Décidément, la princesse Eleon n'avait rien à envier à son père lorsqu'il s'agissait d'appuyer là où ça faisait le plus mal. Après les tortures qu'il avait subies afin d'expier sa trahison, il n'aurait jamais cru qu'il était possible de souffrir davantage. Il s'était trompé. Apparemment, les douleurs physiques n'étaient rien en comparaison de celles que le cœur pouvait nous infliger. Pour briser un homme, nul besoin de viser les os, seulement ce à quoi il tenait le plus. Et Eleon avait visé juste. Trop juste.

Grognant de colère et de frustration mêlées, il attrapa l'oreiller sous sa nuque et le lança à travers la chambre. La housse en coton s'abattit avec tant de force sur le mur, que les coutures craquèrent, laissant s'échapper une nuée de plumes d'oie blanche. Léné les observa un moment voleter dans l'air, légères, fragiles, éphémères. Et sa poitrine se comprima un peu plus lorsque le visage d'Annabelle se dessina dans son esprit. Fragile. Éphémère. Comme une plume. Comme sa vie. Léné se sentait stupide. Pire, il se sentait faible. Faible d'aimer. Faible de vouloir protéger. Faible de ne pas réussir ni à faire l'un ni à faire l'autre. Annabelle avait déjà trop souffert à cause de lui et cela continuait.

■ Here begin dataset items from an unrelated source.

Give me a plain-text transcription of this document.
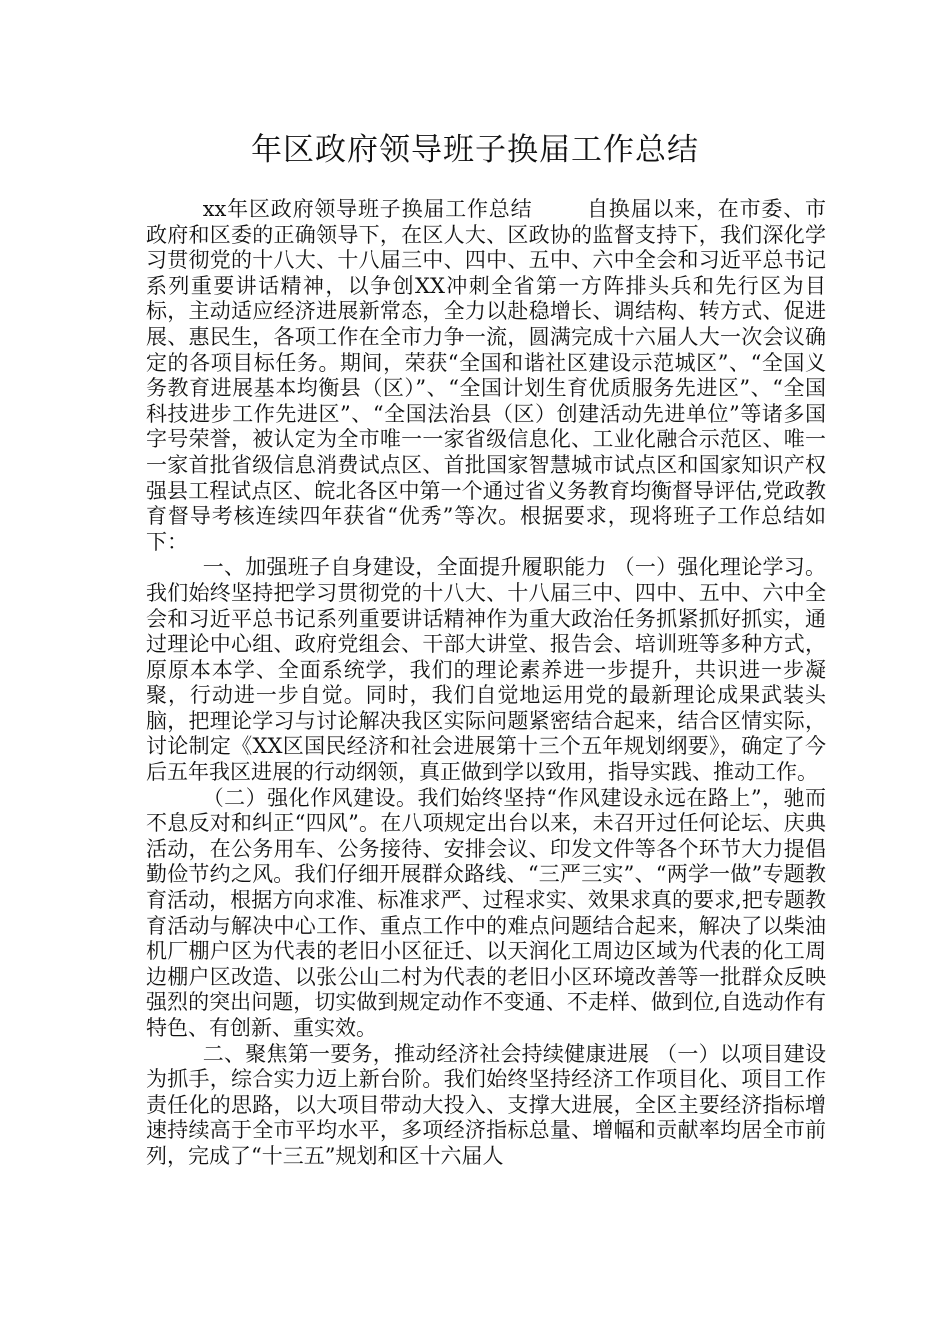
年区政府领导班子换届工作总结

xx年区政府领导班子换届工作总结	自换届以来，在市委、市政府和区委的正确领导下，在区人大、区政协的监督支持下，我们深化学习贯彻党的十八大、十八届三中、四中、五中、六中全会和习近平总书记系列重要讲话精神，以争创XX冲刺全省第一方阵排头兵和先行区为目标，主动适应经济进展新常态，全力以赴稳增长、调结构、转方式、促进展、惠民生，各项工作在全市力争一流，圆满完成十六届人大一次会议确定的各项目标任务。期间，荣获“全国和谐社区建设示范城区”、“全国义务教育进展基本均衡县（区）”、“全国计划生育优质服务先进区”、“全国科技进步工作先进区”、“全国法治县（区）创建活动先进单位”等诸多国字号荣誉，被认定为全市唯一一家省级信息化、工业化融合示范区、唯一一家首批省级信息消费试点区、首批国家智慧城市试点区和国家知识产权强县工程试点区、皖北各区中第一个通过省义务教育均衡督导评估,党政教育督导考核连续四年获省“优秀”等次。根据要求，现将班子工作总结如下：

一、加强班子自身建设，全面提升履职能力 （一）强化理论学习。我们始终坚持把学习贯彻党的十八大、十八届三中、四中、五中、六中全会和习近平总书记系列重要讲话精神作为重大政治任务抓紧抓好抓实，通过理论中心组、政府党组会、干部大讲堂、报告会、培训班等多种方式，原原本本学、全面系统学，我们的理论素养进一步提升，共识进一步凝聚，行动进一步自觉。同时，我们自觉地运用党的最新理论成果武装头脑，把理论学习与讨论解决我区实际问题紧密结合起来，结合区情实际，讨论制定《XX区国民经济和社会进展第十三个五年规划纲要》，确定了今后五年我区进展的行动纲领，真正做到学以致用，指导实践、推动工作。

（二）强化作风建设。我们始终坚持“作风建设永远在路上”，驰而不息反对和纠正“四风”。在八项规定出台以来，未召开过任何论坛、庆典活动，在公务用车、公务接待、安排会议、印发文件等各个环节大力提倡勤俭节约之风。我们仔细开展群众路线、“三严三实”、“两学一做”专题教育活动，根据方向求准、标准求严、过程求实、效果求真的要求,把专题教育活动与解决中心工作、重点工作中的难点问题结合起来，解决了以柴油机厂棚户区为代表的老旧小区征迁、以天润化工周边区域为代表的化工周边棚户区改造、以张公山二村为代表的老旧小区环境改善等一批群众反映强烈的突出问题，切实做到规定动作不变通、不走样、做到位,自选动作有特色、有创新、重实效。

二、聚焦第一要务，推动经济社会持续健康进展 （一）以项目建设为抓手，综合实力迈上新台阶。我们始终坚持经济工作项目化、项目工作责任化的思路，以大项目带动大投入、支撑大进展，全区主要经济指标增速持续高于全市平均水平，多项经济指标总量、增幅和贡献率均居全市前列，完成了“十三五”规划和区十六届人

Et cela le rongeait. Malgré lui. Malgré ce qu'il était.

Alors qu'il suivait d'un œil morne les veines des larges poutres qui soutenaient le plafond, on pénétra dans sa chambre sans frapper. Il n'eut pas besoin de jeter un regard à l'intrus, le frisson qui remontait le long de sa colonne lorsqu'il se trouvait à proximité d'elle, lui annonça que Diya venait d'entrer.

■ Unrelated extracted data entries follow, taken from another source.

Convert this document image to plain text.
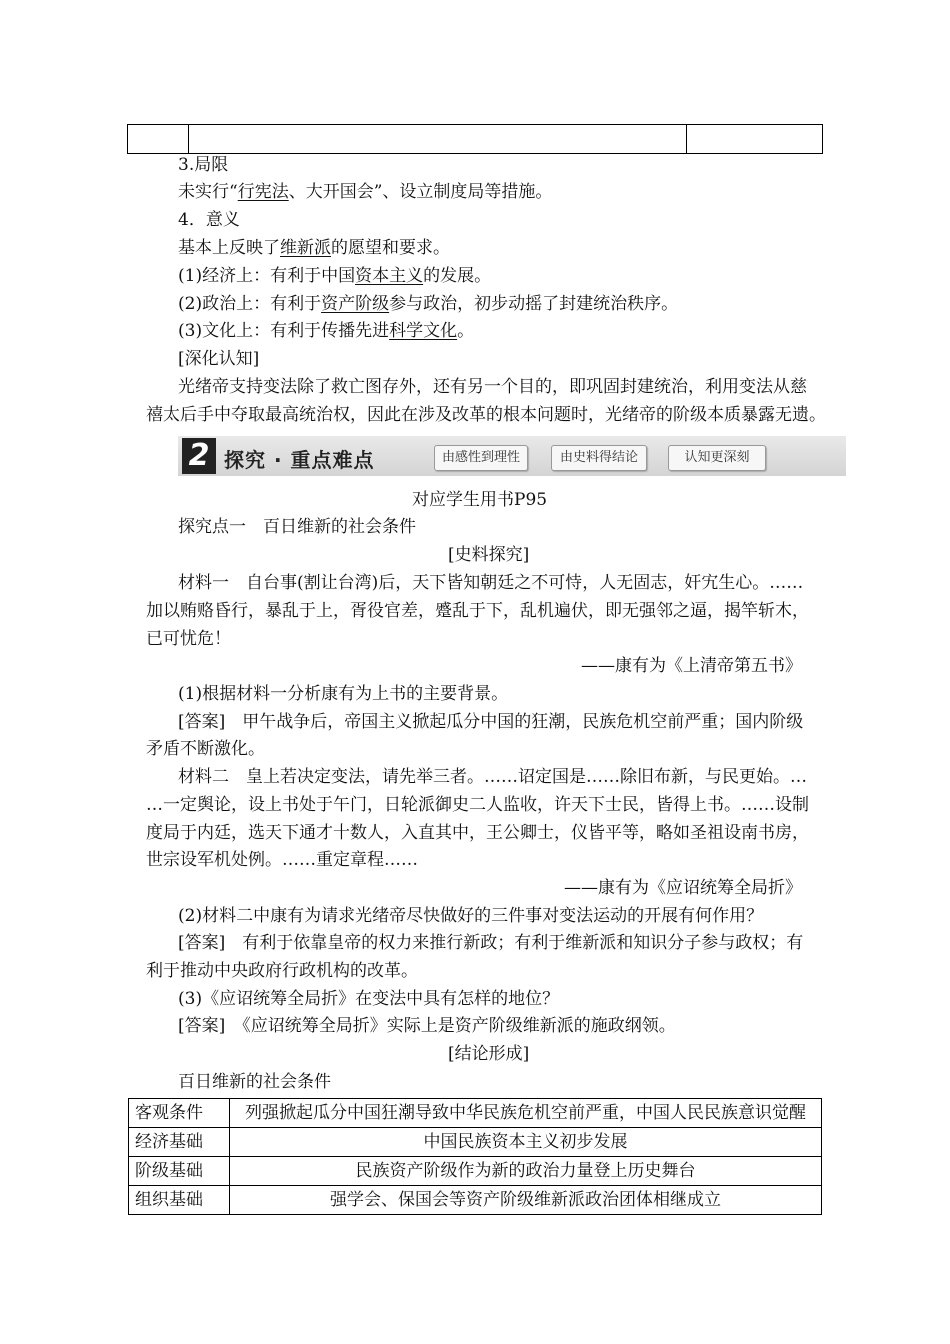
3.局限
未实行“行宪法、大开国会”、设立制度局等措施。
4．意义
基本上反映了维新派的愿望和要求。
(1)经济上：有利于中国资本主义的发展。
(2)政治上：有利于资产阶级参与政治，初步动摇了封建统治秩序。
(3)文化上：有利于传播先进科学文化。
[深化认知]
光绪帝支持变法除了救亡图存外，还有另一个目的，即巩固封建统治，利用变法从慈
禧太后手中夺取最高统治权，因此在涉及改革的根本问题时，光绪帝的阶级本质暴露无遗。
2 探究 · 重点难点	由感性到理性	由史料得结论	认知更深刻
对应学生用书P95
探究点一　百日维新的社会条件
[史料探究]
材料一　自台事(割让台湾)后，天下皆知朝廷之不可恃，人无固志，奸宄生心。……
加以贿赂昏行，暴乱于上，胥役官差，蹙乱于下，乱机遍伏，即无强邻之逼，揭竿斩木，
已可忧危！
——康有为《上清帝第五书》
(1)根据材料一分析康有为上书的主要背景。
[答案]　甲午战争后，帝国主义掀起瓜分中国的狂潮，民族危机空前严重；国内阶级
矛盾不断激化。
材料二　皇上若决定变法，请先举三者。……诏定国是……除旧布新，与民更始。…
…一定舆论，设上书处于午门，日轮派御史二人监收，许天下士民，皆得上书。……设制
度局于内廷，选天下通才十数人，入直其中，王公卿士，仪皆平等，略如圣祖设南书房，
世宗设军机处例。……重定章程……
——康有为《应诏统筹全局折》
(2)材料二中康有为请求光绪帝尽快做好的三件事对变法运动的开展有何作用？
[答案]　有利于依靠皇帝的权力来推行新政；有利于维新派和知识分子参与政权；有
利于推动中央政府行政机构的改革。
(3)《应诏统筹全局折》在变法中具有怎样的地位？
[答案]　《应诏统筹全局折》实际上是资产阶级维新派的施政纲领。
[结论形成]
百日维新的社会条件
客观条件	列强掀起瓜分中国狂潮导致中华民族危机空前严重，中国人民民族意识觉醒
经济基础	中国民族资本主义初步发展
阶级基础	民族资产阶级作为新的政治力量登上历史舞台
组织基础	强学会、保国会等资产阶级维新派政治团体相继成立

La vampire était la dernière personne qu'il avait envie de voir à cet instant. Ce fut donc d'une voix dure qu'il lança, sans même la regarder :

— Tu tombes mal.

— De toute façon, le moment n'est jamais bien choisi avec toi. Mais je ne te laisse pas le choix. Il faut que je te parle.

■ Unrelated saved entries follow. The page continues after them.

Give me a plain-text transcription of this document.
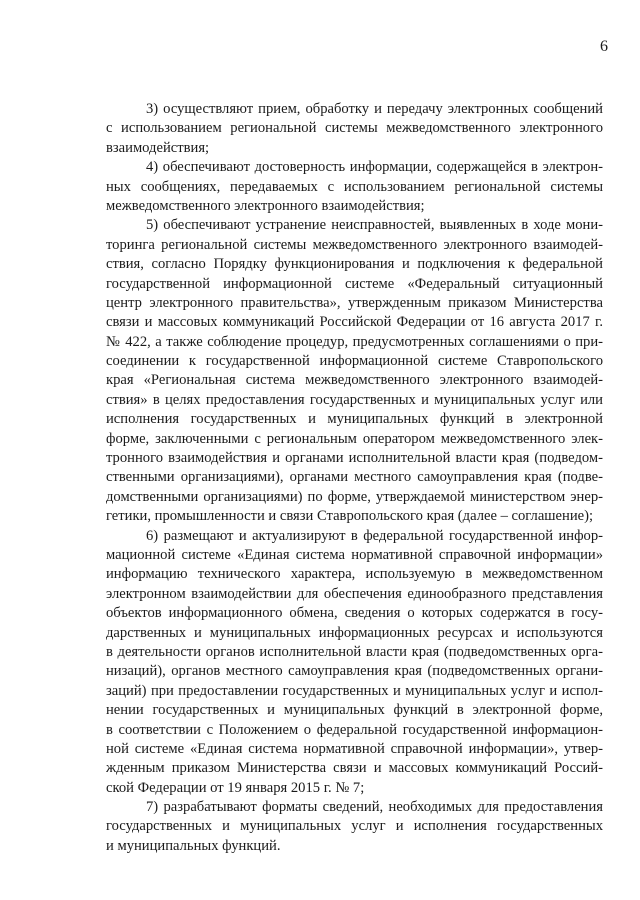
6
3) осуществляют прием, обработку и передачу электронных сообщений
с использованием региональной системы межведомственного электронного
взаимодействия;
4) обеспечивают достоверность информации, содержащейся в электрон-
ных сообщениях, передаваемых с использованием региональной системы
межведомственного электронного взаимодействия;
5) обеспечивают устранение неисправностей, выявленных в ходе мони-
торинга региональной системы межведомственного электронного взаимодей-
ствия, согласно Порядку функционирования и подключения к федеральной
государственной информационной системе «Федеральный ситуационный
центр электронного правительства», утвержденным приказом Министерства
связи и массовых коммуникаций Российской Федерации от 16 августа 2017 г.
№ 422, а также соблюдение процедур, предусмотренных соглашениями о при-
соединении к государственной информационной системе Ставропольского
края «Региональная система межведомственного электронного взаимодей-
ствия» в целях предоставления государственных и муниципальных услуг или
исполнения государственных и муниципальных функций в электронной
форме, заключенными с региональным оператором межведомственного элек-
тронного взаимодействия и органами исполнительной власти края (подведом-
ственными организациями), органами местного самоуправления края (подве-
домственными организациями) по форме, утверждаемой министерством энер-
гетики, промышленности и связи Ставропольского края (далее – соглашение);
6) размещают и актуализируют в федеральной государственной инфор-
мационной системе «Единая система нормативной справочной информации»
информацию технического характера, используемую в межведомственном
электронном взаимодействии для обеспечения единообразного представления
объектов информационного обмена, сведения о которых содержатся в госу-
дарственных и муниципальных информационных ресурсах и используются
в деятельности органов исполнительной власти края (подведомственных орга-
низаций), органов местного самоуправления края (подведомственных органи-
заций) при предоставлении государственных и муниципальных услуг и испол-
нении государственных и муниципальных функций в электронной форме,
в соответствии с Положением о федеральной государственной информацион-
ной системе «Единая система нормативной справочной информации», утвер-
жденным приказом Министерства связи и массовых коммуникаций Россий-
ской Федерации от 19 января 2015 г. № 7;
7) разрабатывают форматы сведений, необходимых для предоставления
государственных и муниципальных услуг и исполнения государственных
и муниципальных функций.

Léné soupira. Quelle que soit son espèce, une femme qui introduisait une discussion ainsi n'était pas à prendre à la légère. Et malgré son apparente décontraction, le corps du vampire se contracta. Diya regarda les plumes éparpillées tout autour du lit tandis qu'elle avançait. L'un de ses sourcils remonta sur son front blanc, mais elle n'émit aucun commentaire. Une légère secousse du matelas apprit à Léné qu'elle venait de s'asseoir sur le lit à ses pieds. Il laissa le silence s'installer entre eux, persuadé qu'elle le romprait en premier. Diya était le genre de femme qui ne laissait jamais un conflit non résolu, même si, pour cela, elle devait foncer tête baissée et ravager ce qui se trouvait devant elle à la manière d'un bélier. C'est ce qui l'avait propulsée à la tête d'une armée de vampires. Mais cette façon d'agir n'était pas propre à Diya, elle avait fait des fils de Vanyre, un peuple au sang-froid, des êtres que rien n'affectait. Mais lui ? En était-il vraiment ainsi pour lui, aujourd'hui ? Non, et il devait arrêter de se mentir à lui-même. Il n'arrivait plus à feindre l'indifférence. Il ne le voulait plus.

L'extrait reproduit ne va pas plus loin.